The regulations contain a special rule for HRAs and FSAs. If a plan sponsor does not maintain another self-insured health plan, the plan sponsor may treat each FSA or HRA as covering a single covered life. If the plan sponsor maintains multiple arrangements, they may be treated as a single plan, as explained above.

Plan sponsors may only choose one counting method in any given plan year, but the sponsor can change methods from year to year. The IRS released the proposed regulations on the fee after the start of the first applicable plan year, meaning many sponsors may have missed the opportunity to capture the information necessary to use approach #1 or #2 above. To account for this, the IRS is allowing sponsors in this situation to use any reasonable counting method for the first plan year.

Paying the Fee

The tax is assessed on plan sponsors of self-funded plans. For most plans, this means the employer. For multiemployer plans, this means the joint board of trustees. The IRS declined to comment on whether the fee could be paid out of a trust (in the multiemployer context and for single employers maintaining a VEBA). Instead, the IRS deferred to the DOL, which is the agency responsible for issuing guidance relating to fiduciary standards and use of plan assets.
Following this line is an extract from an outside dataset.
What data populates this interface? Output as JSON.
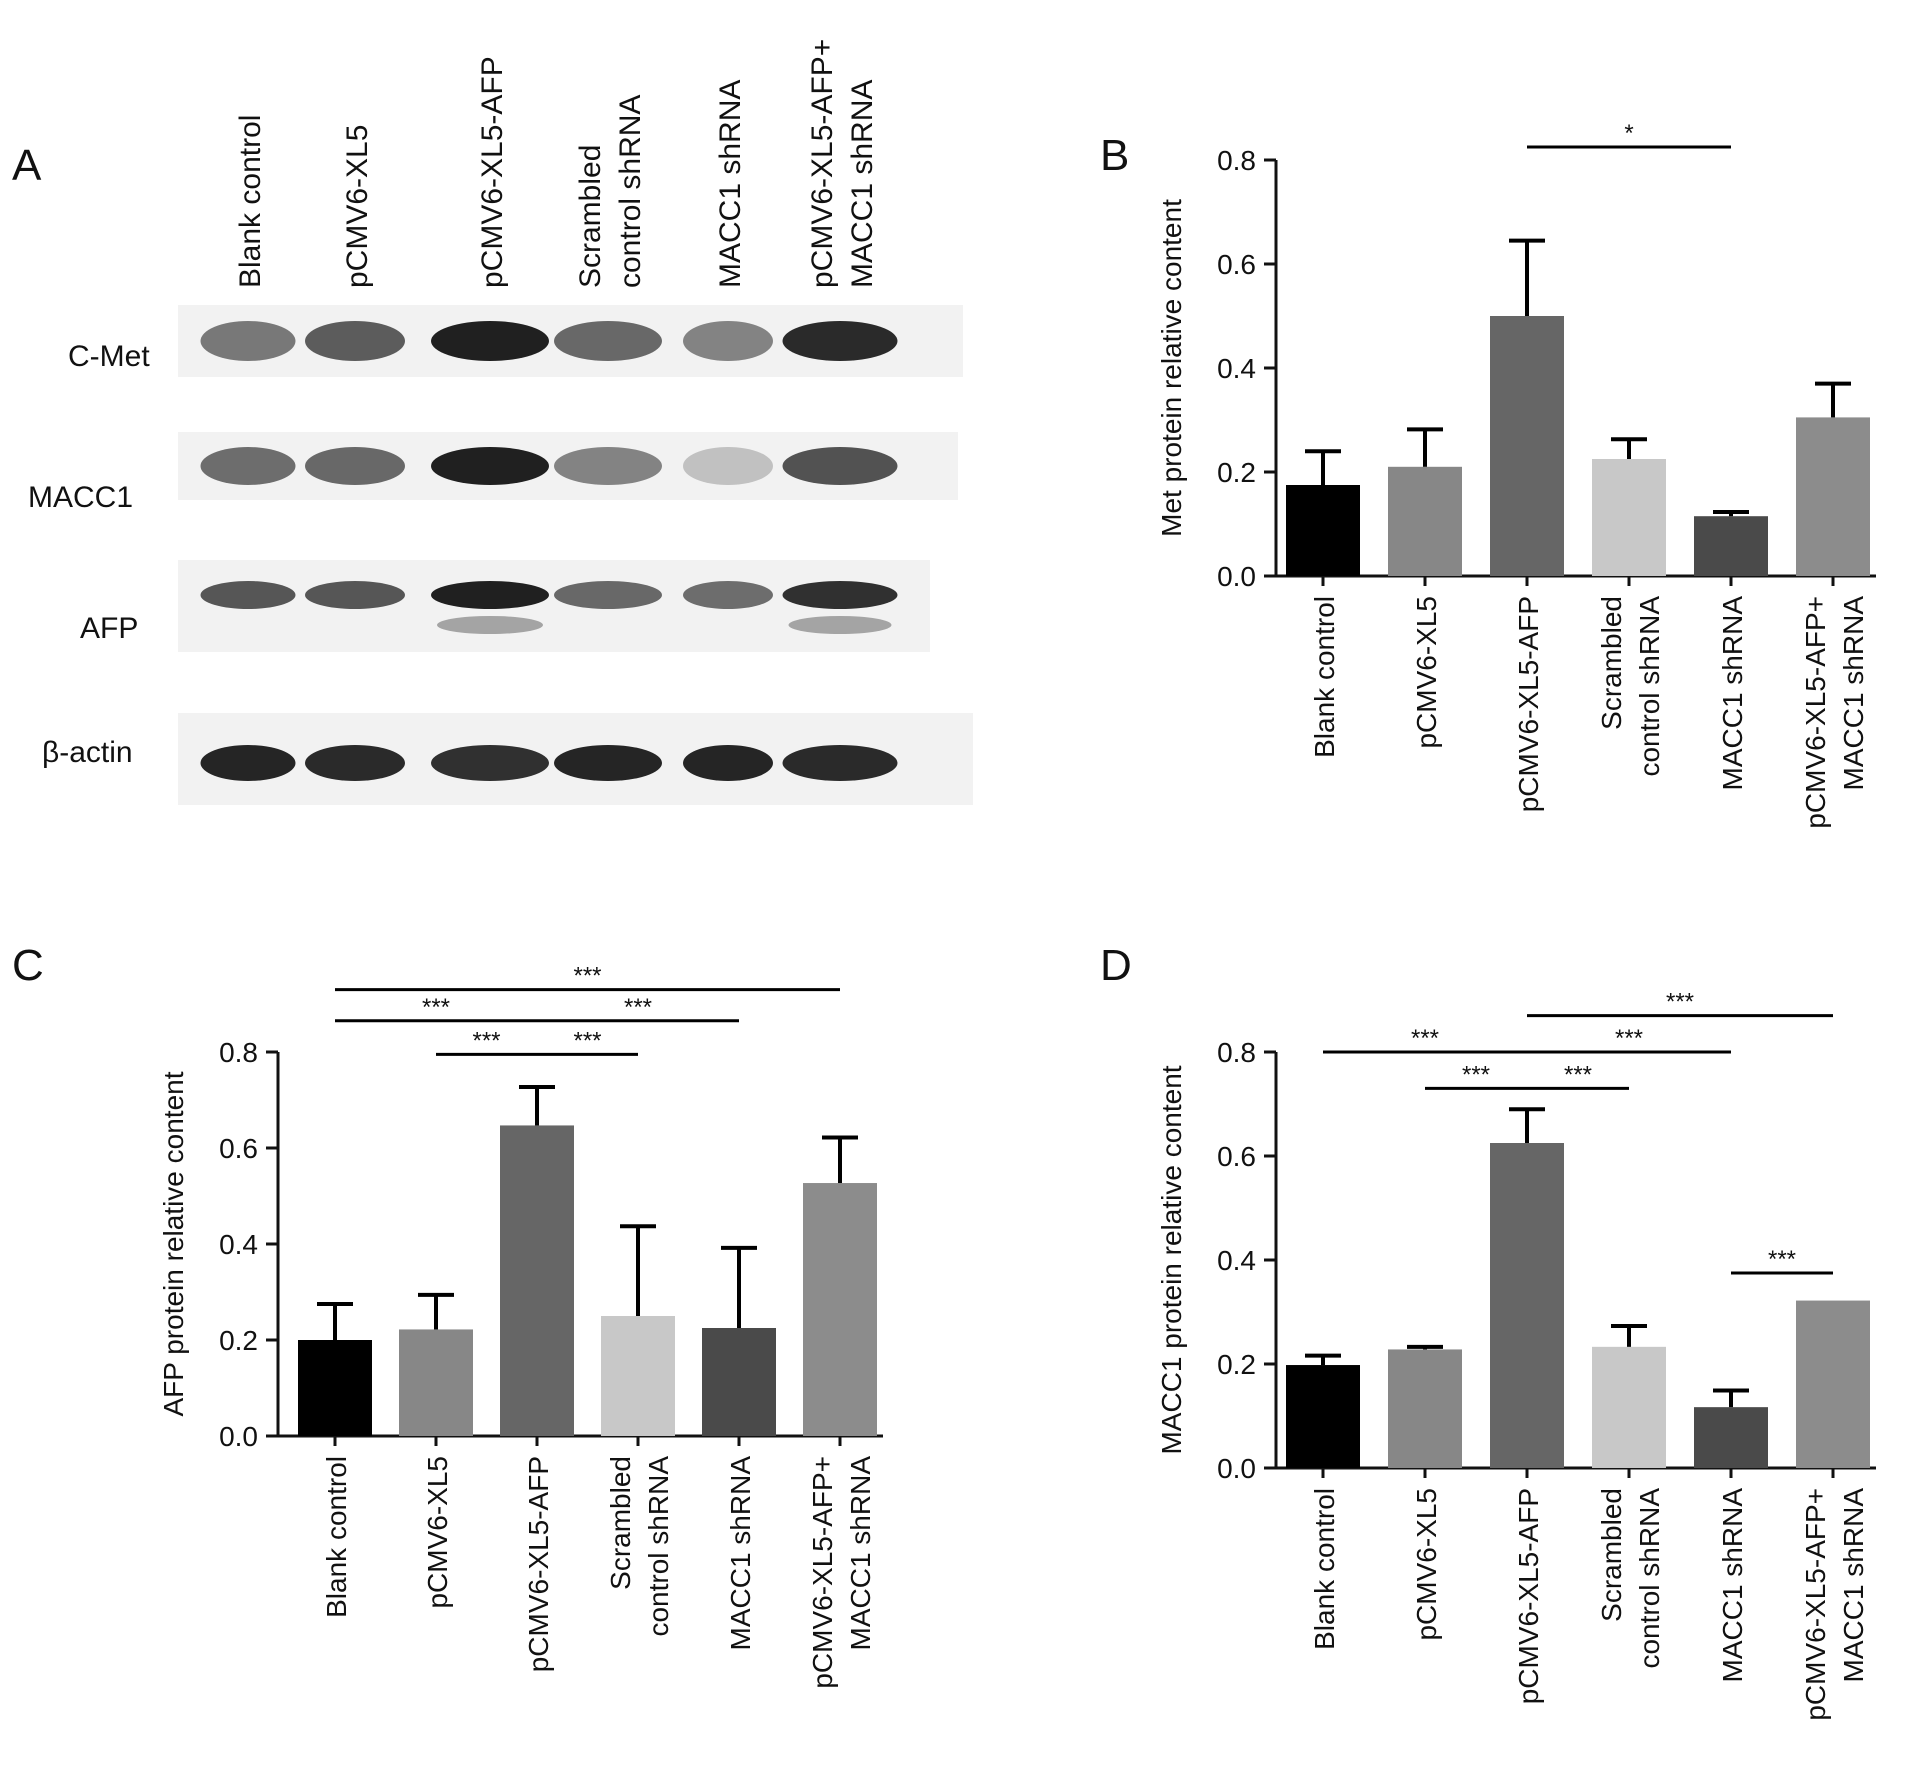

The preamble to the regulations suggested the DOL will issue guidance in the near future.

Sponsors must pay the fee annually using IRS Form 720. (Despite the Form being entitled Quarterly Federal Excise Tax Return, a plan sponsor that files a Form 720 only to report the fee is not required to file a Form 720 at other times during the year.) The form and payment in full will be due by July 31 of each year, beginning July 31, 2013, for most plan sponsors.


* Benefits provided under health FSAs are excepted benefits if (i) there is other nonexcepted group health plan coverage available by reason of employment, and (ii) the maximum benefit payable to any participant for the year cannot exceed two times the employee’s salary reduction election under the health FSA for the year (or, if greater, the amount of the employee’s salary reduction election for the health FSA for the year, plus $500).